Various publishing models have been adopted. The British Library focuses on high quality mass market paperbacks, Harper Collins on hardbacks, and others mainly on ebooks and print on demand publications. Dean Street Press fall into the latter camp. They do a really good job, and I'm not just saying that because I've written a few intros for them. Their model makes it possible to reissue a large number of books by the same author. The complete works of Annie Haynes, say, would not be commercially viable if the focus were on mass market paperbacks, because their isn't enough interest in them for the books to be sold in large quantities in paperback format. But thanks to DSP, we can now try out Annie's work in ebook or as a print on demand paperback, and much else besides. One of the DSP authors whom I particularly enjoy is Peter Drax, and I'll be saying more about his books in the future.
At present, DSP are reissuing, in large batches, the Ludovic Travers novels of Christopher Bush. Bush was a writer who wrote so much that sometime quality suffered, but I really enjoyed The Case of the Monday Murders, first published in 1936. The mystery is good, even if I did guess the solution early on, but the satiric touches are even better. This book contains plenty of swipes at Bush's fellow practitioners, and as Curtis Evans says in his intro, the character of crime writer Ferdinand Pole, founder of the Murder League, is surely based on Anthony Berkeley.
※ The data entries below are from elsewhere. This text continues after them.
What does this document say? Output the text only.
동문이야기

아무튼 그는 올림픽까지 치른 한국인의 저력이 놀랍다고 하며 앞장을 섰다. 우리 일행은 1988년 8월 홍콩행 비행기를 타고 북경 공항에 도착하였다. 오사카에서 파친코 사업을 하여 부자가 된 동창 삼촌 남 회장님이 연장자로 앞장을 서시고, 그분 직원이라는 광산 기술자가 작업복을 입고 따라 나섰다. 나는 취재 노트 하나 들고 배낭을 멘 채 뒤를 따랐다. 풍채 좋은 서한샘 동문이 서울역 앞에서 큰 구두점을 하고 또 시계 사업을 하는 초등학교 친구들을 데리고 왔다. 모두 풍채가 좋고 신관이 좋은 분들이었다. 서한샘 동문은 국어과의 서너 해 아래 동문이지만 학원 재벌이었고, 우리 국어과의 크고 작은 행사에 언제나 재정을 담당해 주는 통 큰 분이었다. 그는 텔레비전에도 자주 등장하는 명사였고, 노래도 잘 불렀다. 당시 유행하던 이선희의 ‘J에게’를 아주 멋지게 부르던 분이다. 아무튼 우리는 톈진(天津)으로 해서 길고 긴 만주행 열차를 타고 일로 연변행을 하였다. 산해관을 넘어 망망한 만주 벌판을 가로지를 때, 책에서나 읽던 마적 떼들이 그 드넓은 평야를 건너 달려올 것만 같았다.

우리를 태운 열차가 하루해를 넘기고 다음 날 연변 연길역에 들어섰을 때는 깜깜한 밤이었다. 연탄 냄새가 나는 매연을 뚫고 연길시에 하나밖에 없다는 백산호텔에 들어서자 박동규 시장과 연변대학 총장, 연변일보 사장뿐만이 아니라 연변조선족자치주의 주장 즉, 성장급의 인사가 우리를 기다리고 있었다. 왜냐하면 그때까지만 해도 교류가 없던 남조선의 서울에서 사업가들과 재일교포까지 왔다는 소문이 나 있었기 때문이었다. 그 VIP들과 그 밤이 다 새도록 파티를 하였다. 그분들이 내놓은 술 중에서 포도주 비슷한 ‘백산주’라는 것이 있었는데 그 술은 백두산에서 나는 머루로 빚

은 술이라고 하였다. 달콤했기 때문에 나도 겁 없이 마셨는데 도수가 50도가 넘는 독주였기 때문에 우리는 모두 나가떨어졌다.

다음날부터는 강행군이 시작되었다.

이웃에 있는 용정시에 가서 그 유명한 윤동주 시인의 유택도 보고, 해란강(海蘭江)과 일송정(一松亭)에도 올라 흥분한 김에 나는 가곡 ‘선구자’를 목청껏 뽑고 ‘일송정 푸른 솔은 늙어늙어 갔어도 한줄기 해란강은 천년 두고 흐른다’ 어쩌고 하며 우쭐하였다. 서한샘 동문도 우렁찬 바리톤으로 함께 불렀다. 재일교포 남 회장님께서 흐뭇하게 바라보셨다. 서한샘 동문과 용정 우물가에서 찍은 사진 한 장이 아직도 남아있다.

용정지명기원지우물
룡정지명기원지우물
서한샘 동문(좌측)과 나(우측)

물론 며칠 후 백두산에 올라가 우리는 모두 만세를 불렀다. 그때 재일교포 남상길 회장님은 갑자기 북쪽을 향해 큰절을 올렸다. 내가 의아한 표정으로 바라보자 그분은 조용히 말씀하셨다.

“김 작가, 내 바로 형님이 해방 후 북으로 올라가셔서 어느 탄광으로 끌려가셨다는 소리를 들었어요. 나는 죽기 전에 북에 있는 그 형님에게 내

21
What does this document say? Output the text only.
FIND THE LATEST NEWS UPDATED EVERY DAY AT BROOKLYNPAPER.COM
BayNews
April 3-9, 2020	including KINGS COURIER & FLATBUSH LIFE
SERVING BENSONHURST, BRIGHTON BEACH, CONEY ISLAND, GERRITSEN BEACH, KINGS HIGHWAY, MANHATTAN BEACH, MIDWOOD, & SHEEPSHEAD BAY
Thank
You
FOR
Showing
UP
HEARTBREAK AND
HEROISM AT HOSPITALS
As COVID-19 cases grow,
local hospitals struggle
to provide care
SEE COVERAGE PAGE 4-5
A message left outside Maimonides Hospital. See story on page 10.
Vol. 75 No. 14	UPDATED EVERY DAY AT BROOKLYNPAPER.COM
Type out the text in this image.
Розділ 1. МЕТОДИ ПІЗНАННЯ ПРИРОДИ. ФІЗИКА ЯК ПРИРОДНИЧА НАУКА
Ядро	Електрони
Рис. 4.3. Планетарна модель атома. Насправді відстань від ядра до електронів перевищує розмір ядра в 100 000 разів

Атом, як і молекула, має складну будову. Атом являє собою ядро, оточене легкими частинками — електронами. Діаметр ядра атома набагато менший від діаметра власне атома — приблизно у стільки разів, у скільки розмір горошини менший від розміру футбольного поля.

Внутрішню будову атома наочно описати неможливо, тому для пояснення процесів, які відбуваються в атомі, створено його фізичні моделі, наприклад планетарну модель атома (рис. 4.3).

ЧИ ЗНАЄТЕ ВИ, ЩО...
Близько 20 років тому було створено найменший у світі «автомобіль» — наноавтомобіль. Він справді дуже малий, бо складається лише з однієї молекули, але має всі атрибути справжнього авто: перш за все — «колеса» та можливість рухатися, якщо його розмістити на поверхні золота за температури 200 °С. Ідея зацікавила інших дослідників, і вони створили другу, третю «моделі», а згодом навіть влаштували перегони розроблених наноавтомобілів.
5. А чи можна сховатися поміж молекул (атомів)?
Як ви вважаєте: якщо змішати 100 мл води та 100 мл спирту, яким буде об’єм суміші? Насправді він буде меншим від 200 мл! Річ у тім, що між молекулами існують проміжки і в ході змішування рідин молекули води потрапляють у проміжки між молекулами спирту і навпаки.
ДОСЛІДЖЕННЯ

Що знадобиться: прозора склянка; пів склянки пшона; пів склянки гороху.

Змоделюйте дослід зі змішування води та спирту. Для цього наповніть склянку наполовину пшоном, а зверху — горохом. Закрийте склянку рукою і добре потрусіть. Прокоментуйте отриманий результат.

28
One chapter title is borrowed from Philip Macdonald: "Murder Gone Mad". There's also a hint of self-mockery in the killer's taunting letters, signed "Justice", which might make one recall the comparable correspondence in Bush's own The Perfect Murder Case.
The funniest moment in the book is when Bush mocks Dorothy L. Sayers and E.R. Punshon in the same breath, parodying Sayers' famous review lauding E.R. Punshon (in the guise of "Petrie Cubbe"), but attributing it to Pole. It does make you wonder how on earth Bush managed to earn election to the Detection Club the year after this book came out, especially since Berkeley was famously thin-skinned. It would be good to think that those who are guyed took it in good part. Or perhaps they just didn't read it! (Though given how many of them were prolific reviewers, that would be surprising). Whatever the truth, the great thing is that readers today have the chance to enjoy this one, and I suspect that it is one of Bush's best.